Fans berfoto dengan latar logo FIFA World Cup di Corniche Promenade menjelang FIFA World Cup Qatar 2022. Foto: Reuters
JAKARTA - Qatar meluncurkan penyelidikan keselamatan kerja atas kematian seorang warga Filipina, kata para pejabat pada Kamis, menyusul laporan bahwa pria itu meninggal saat bekerja di tempat latihan selama Piala Dunia sepak bola.
Perlakuan Qatar terhadap pekerja migran telah mendapat sorotan yang sangat besar selama persiapan turnamen. Kelompok hak asasi manusia menuduh negara Teluk itu melakukan pelanggaran tenaga kerja sistematis, tuduhan yang ditolak oleh pemerintah.
Nasser Al Khater, kepala eksekutif Piala Dunia 2022 di Doha, mengonfirmasi kepada Reuters bahwa seorang pekerja telah meninggal, tetapi tidak memberikan rincian lebih lanjut. Dia menyampaikan belasungkawa kepada keluarganya dan mengatakan "kematian adalah bagian alami dari kehidupan".
Kementerian luar negeri Filipina mengkonfirmasi dalam sebuah pernyataan bahwa salah satu warga negaranya telah meninggal saat bekerja di sebuah resor di selatan ibu kota Doha. Dikatakan kedutaannya "bekerja dengan otoritas hukum untuk memastikan rincian lebih lanjut tentang kematiannya".
Publikasi olahraga online The Athletic pada hari Rabu melaporkan bahwa pria tersebut bekerja untuk sebuah perusahaan yang dikontrak untuk memperbaiki lampu di tempat parkir mobil di Sealine Resort, tempat latihan tim nasional Saudi.
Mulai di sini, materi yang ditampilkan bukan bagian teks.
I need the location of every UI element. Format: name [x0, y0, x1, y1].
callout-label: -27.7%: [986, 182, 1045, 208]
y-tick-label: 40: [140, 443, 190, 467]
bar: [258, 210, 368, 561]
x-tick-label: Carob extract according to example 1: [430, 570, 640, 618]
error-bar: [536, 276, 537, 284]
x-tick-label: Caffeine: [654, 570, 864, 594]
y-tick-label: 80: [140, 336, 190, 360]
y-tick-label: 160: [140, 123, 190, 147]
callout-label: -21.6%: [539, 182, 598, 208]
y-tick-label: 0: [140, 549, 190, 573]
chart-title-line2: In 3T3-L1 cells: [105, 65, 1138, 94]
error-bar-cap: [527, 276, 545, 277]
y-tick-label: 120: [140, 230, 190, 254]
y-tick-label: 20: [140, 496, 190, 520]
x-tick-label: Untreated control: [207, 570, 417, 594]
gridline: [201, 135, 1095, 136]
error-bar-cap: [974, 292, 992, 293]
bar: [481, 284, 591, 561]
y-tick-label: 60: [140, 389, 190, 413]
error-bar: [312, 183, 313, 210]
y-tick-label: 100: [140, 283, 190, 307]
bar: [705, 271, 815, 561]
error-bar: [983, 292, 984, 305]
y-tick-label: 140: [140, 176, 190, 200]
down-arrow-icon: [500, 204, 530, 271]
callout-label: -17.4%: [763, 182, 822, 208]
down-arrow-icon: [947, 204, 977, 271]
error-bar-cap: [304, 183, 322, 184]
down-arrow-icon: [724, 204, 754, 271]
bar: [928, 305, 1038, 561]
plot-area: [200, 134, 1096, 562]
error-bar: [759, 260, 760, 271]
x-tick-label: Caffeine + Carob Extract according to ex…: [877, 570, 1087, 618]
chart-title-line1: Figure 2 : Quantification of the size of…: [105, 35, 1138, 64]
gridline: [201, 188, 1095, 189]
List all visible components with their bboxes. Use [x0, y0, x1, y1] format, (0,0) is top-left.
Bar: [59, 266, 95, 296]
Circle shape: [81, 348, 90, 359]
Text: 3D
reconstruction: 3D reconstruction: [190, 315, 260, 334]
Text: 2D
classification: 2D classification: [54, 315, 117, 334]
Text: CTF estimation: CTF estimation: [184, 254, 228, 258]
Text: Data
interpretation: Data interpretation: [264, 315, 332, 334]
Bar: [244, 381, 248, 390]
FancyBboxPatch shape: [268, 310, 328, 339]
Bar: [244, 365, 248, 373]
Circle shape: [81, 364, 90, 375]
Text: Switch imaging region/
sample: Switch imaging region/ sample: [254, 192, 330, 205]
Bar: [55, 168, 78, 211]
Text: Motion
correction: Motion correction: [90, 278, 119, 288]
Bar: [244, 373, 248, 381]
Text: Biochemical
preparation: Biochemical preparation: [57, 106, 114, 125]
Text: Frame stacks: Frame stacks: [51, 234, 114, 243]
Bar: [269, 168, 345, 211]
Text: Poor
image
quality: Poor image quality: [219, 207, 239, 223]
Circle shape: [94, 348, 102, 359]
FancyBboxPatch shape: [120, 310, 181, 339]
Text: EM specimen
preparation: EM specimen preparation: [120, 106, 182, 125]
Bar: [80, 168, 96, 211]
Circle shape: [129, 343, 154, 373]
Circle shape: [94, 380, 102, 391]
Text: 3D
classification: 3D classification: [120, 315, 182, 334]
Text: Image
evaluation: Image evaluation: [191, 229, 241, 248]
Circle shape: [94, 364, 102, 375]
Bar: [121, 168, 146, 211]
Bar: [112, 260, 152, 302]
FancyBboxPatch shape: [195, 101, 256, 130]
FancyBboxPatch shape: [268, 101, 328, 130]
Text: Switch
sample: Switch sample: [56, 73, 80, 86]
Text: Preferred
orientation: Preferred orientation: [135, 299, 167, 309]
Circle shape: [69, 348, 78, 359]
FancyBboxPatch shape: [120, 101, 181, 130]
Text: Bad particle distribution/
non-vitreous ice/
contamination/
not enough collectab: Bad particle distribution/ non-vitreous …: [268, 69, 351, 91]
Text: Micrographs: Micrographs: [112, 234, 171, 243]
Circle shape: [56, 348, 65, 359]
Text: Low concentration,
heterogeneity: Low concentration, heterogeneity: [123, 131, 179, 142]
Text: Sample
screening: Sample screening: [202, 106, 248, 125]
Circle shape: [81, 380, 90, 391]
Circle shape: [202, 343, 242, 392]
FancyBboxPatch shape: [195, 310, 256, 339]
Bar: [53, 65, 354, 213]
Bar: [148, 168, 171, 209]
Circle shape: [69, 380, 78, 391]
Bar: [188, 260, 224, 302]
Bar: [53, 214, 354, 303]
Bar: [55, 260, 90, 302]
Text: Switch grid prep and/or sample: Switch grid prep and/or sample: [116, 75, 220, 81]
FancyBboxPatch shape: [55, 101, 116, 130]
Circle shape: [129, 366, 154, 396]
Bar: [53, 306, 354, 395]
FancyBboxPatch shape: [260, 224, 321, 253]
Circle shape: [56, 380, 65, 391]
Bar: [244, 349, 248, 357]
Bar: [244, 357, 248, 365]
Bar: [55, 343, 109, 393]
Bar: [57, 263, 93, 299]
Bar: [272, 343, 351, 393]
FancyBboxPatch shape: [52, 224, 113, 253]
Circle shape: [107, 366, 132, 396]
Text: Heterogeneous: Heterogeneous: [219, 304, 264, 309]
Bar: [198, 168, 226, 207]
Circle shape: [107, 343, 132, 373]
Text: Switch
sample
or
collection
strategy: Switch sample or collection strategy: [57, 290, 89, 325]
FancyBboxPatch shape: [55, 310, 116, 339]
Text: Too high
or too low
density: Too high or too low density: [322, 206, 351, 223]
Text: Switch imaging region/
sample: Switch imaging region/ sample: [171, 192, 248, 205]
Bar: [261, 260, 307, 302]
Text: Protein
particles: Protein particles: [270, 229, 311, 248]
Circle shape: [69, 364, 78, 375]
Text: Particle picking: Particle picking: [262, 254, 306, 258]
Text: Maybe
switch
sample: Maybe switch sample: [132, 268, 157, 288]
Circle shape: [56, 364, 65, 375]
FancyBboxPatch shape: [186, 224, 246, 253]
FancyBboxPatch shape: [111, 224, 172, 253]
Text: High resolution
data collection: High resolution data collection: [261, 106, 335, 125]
Dikatakan dia meninggal setelah dia tergelincir dari tanjakan saat berjalan di samping forklift dan kepalanya terbentur beton.
Mengutip beberapa sumber tanpa nama, dikatakan kecelakaan itu terjadi selama Piala Dunia, tetapi tidak menyebutkan kapan.
Pernyataan dari Filipina mengatakan tidak akan memberikan rincian lebih lanjut untuk menghormati keluarga pria tersebut. Resor tidak menanggapi permintaan Reuters.
"Jika investigasi menyimpulkan bahwa protokol keselamatan tidak diikuti, perusahaan akan dikenai tindakan hukum dan sanksi finansial yang berat," kata seorang pejabat pemerintah Qatar, yang menolak disebutkan namanya.
"Tingkat kecelakaan terkait pekerjaan secara konsisten menurun di Qatar sejak standar kesehatan dan keselamatan yang ketat diperkenalkan dan penegakan hukum telah ditingkatkan," katanya.
Sejak diberikan hak menjadi tuan rumah Piala Dunia pada 2010, Qatar menjadi sorotan karena perlakuannya terhadap pekerja migran, yang merupakan mayoritas penduduknya.
Turnamen, yang pertama diadakan di Timur Tengah di mana negara-negara lain juga menghadapi kritik atas hak-hak pekerja migran, telah terperosok dalam kontroversi dengan beberapa bintang sepak bola dan pejabat Eropa yang mengkritik catatan hak asasi manusia Qatar, termasuk tentang tenaga kerja, LGBT+ dan hak perempuan.
Penyelenggara Piala Dunia Qatar, Komite Tertinggi untuk Pengiriman dan Warisan, mengatakan dalam sebuah pernyataan bahwa pihaknya tidak terlibat dalam penyelidikan Qatar karena "almarhum bekerja sebagai kontraktor, bukan di bawah wewenang SC".
Jumlah kematian terkait pekerjaan di Qatar masih diperdebatkan.
Surat kabar Guardian Inggris melaporkan tahun lalu bahwa setidaknya 6.500 pekerja migran - banyak dari mereka bekerja untuk proyek Piala Dunia - telah meninggal di Qatar sejak 2010, berdasarkan perhitungan dari catatan resmi.
Sebagai tanggapan, Qatar mengatakan jumlah kematian sebanding dengan jumlah tenaga kerja migran, dan termasuk banyak pekerja non-manual, menambahkan bahwa setiap nyawa yang hilang adalah sebuah tragedi. SC mengatakan bahwa tiga kematian terkait pekerjaan dan 37 kematian terkait pekerjaan tidak terjadi pada proyek terkait Piala Dunia.
"Kematian adalah bagian alami dari kehidupan, baik itu di tempat kerja, maupun saat Anda tidur," kata Khater menyuarakan kekecewaan atas pertanyaan wartawan tentang laporan The Athletic.
"Kami berada di tengah-tengah Piala Dunia. Dan kami memiliki Piala Dunia yang sukses. Dan ini adalah sesuatu yang ingin Anda bicarakan sekarang?" dia berkata.